JAKARTA - Minyak nabati atau minyak sayur merupakan salah satu bahan yang hampir selalu tersedia di dapur. Minyak ini sering digunakan untuk menumis atau menggoreng sayuran, membuat saus, dituangkan di atas pizza, hingga mencegah pasta saling menempel.
Minyak zaitun dan minyak nabati termasuk jenis minyak dari tumbuhan yang paling banyak digunakan di berbagai negara. Keduanya memiliki karakteristik yang berbeda, mulai dari cara pembuatan, rasa, kandungan nutrisi, hingga potensi manfaatnya bagi kesehatan.

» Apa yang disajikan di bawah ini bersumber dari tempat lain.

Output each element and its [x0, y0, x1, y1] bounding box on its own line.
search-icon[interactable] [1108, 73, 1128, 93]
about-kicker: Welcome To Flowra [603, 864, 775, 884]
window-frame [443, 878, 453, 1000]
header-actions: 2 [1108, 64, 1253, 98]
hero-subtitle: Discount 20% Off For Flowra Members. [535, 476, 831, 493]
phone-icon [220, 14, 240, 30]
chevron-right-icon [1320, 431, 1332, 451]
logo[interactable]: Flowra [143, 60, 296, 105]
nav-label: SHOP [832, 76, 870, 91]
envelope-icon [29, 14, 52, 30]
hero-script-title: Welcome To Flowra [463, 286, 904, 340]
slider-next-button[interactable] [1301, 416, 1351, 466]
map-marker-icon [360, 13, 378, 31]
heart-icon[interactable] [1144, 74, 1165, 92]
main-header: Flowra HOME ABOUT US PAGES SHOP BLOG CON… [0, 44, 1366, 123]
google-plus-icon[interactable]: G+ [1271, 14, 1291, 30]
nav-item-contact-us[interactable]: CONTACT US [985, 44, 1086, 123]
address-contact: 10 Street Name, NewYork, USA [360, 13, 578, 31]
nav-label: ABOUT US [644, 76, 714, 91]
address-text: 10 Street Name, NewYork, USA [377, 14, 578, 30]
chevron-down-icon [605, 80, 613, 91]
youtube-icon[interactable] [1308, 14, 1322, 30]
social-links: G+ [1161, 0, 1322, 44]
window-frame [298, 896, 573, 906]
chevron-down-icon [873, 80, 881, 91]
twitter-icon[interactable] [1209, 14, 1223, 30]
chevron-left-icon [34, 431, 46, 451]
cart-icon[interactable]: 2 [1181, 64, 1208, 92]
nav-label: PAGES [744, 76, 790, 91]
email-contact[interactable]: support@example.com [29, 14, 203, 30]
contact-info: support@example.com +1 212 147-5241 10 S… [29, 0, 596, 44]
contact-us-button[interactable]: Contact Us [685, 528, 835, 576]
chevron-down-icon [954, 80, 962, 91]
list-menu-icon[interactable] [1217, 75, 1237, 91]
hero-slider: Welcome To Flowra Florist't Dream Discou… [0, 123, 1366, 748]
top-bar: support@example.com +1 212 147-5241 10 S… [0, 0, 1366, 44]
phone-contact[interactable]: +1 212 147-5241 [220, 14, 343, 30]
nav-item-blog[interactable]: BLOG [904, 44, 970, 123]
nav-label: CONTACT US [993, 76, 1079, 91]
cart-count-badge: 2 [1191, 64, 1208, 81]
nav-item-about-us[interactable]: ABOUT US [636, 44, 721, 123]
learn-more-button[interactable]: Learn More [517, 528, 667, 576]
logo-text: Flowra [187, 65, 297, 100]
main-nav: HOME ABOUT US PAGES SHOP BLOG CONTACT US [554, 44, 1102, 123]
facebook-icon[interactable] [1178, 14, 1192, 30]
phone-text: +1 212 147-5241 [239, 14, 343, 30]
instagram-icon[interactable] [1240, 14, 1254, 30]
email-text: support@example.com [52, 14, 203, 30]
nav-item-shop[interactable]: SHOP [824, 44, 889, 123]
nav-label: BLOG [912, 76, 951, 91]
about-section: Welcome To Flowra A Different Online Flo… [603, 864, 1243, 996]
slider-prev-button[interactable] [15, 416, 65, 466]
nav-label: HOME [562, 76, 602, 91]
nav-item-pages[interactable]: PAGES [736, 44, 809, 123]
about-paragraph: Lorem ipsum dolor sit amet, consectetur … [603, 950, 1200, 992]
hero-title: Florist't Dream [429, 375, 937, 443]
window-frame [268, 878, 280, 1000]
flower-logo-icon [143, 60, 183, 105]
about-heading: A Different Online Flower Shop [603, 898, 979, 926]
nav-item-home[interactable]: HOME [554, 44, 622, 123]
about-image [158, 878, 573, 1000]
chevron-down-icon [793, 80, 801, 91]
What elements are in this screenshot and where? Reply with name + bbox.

Minyak zaitun dan minyak nabati berbeda dalam hal bahan baku, cara pengolahan, penggunaan dalam masakan, rasa, serta kandungan nutrisinya.

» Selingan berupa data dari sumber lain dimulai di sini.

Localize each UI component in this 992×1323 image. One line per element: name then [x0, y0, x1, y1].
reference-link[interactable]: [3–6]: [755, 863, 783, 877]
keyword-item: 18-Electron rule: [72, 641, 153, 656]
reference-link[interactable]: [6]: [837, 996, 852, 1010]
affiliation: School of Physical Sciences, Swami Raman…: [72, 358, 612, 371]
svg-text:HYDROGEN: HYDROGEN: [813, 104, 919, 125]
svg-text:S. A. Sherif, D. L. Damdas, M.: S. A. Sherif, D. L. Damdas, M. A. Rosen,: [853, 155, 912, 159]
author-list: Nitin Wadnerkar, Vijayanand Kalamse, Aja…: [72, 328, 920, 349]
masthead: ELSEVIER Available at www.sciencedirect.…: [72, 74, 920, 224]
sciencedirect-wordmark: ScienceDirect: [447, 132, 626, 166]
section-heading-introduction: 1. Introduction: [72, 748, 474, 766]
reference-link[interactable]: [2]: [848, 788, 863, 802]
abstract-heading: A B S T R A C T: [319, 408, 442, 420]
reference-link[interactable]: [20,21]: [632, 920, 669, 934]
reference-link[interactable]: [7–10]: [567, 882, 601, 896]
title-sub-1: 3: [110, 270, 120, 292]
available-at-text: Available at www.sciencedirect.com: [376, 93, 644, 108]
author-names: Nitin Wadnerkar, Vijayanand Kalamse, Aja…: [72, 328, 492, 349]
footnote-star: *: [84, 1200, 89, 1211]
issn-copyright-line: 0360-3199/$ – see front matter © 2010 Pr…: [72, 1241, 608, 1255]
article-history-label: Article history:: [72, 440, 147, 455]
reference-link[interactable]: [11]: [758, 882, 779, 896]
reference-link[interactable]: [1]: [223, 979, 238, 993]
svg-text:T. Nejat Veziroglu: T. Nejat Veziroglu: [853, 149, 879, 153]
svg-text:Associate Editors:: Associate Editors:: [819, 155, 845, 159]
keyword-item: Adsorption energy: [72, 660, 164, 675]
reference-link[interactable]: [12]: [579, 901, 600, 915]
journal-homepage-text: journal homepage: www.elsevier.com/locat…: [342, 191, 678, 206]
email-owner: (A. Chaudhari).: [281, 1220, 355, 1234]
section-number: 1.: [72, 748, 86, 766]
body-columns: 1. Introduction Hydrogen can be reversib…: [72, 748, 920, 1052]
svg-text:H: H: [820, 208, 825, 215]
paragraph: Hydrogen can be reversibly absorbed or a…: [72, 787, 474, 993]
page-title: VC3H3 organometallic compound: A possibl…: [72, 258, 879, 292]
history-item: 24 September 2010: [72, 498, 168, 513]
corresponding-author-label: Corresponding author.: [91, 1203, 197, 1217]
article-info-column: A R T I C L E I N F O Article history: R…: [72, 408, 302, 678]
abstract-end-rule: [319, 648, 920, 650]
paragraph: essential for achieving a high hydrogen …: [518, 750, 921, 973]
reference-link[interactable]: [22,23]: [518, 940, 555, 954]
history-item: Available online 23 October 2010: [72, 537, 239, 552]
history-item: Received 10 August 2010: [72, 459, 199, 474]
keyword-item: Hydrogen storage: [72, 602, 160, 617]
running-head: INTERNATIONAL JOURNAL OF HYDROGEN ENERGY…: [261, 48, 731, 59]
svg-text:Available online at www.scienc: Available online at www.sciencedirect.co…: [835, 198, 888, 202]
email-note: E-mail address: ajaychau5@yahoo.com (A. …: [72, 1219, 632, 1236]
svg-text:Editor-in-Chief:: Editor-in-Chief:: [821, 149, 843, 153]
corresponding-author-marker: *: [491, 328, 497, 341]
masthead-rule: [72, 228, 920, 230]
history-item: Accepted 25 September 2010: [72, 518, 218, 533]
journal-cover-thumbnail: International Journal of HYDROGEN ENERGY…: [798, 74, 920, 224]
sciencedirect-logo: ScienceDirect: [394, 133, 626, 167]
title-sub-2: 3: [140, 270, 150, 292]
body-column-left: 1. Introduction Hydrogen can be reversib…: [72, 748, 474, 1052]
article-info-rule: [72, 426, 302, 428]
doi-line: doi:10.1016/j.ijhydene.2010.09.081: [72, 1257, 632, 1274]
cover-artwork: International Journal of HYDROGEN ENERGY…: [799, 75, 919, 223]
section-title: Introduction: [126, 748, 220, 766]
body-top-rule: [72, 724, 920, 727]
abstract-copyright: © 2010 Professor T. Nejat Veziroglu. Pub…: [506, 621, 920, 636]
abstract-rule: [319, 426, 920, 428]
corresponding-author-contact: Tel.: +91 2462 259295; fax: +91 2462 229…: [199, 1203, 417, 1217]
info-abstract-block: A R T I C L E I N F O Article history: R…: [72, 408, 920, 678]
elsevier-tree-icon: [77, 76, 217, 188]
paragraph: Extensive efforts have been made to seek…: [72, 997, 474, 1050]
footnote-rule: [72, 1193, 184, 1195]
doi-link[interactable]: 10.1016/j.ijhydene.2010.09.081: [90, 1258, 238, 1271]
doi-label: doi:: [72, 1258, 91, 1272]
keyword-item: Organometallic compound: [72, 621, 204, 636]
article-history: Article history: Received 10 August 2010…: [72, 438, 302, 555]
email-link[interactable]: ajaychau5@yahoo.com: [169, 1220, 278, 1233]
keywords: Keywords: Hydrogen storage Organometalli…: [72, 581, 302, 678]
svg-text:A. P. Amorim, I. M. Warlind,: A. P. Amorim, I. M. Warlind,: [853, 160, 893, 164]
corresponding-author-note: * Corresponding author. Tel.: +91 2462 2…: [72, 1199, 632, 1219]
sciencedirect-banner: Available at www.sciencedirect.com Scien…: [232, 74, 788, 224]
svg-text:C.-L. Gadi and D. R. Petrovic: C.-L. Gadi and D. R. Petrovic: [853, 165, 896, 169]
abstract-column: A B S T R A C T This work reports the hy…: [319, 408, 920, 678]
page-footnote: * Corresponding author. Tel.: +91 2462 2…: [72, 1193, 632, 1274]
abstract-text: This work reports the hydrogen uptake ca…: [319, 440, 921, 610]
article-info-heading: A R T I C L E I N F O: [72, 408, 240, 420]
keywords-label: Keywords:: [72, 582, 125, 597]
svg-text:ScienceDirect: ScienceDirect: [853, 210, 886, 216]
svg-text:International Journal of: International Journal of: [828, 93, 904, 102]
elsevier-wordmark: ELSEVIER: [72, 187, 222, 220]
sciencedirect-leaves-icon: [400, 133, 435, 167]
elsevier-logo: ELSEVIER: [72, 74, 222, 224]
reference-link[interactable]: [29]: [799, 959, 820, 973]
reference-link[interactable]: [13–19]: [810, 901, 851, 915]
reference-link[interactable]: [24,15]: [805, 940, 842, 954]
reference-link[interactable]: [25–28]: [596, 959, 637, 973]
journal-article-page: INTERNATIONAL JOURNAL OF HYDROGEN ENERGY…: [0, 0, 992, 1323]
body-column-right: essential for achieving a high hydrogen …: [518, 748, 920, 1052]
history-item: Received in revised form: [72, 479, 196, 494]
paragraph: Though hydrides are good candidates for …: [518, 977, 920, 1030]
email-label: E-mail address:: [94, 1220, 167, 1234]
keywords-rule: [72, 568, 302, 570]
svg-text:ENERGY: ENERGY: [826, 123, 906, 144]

Berikut beberapa perbedaan utamanya:
Tingkat pengolahan minyak tidak hanya memengaruhi rasa, tetapi juga kandungan nutrisinya. Minyak zaitun dan minyak nabati sama-sama mengandung lemak tidak jenuh. Namun, minyak zaitun mengandung lebih banyak lemak tak jenuh tunggal, seperti asam oleat, asam linoleat, dan asam palmitat. Sementara itu, minyak nabati umumnya lebih banyak mengandung lemak tak jenuh ganda omega-6.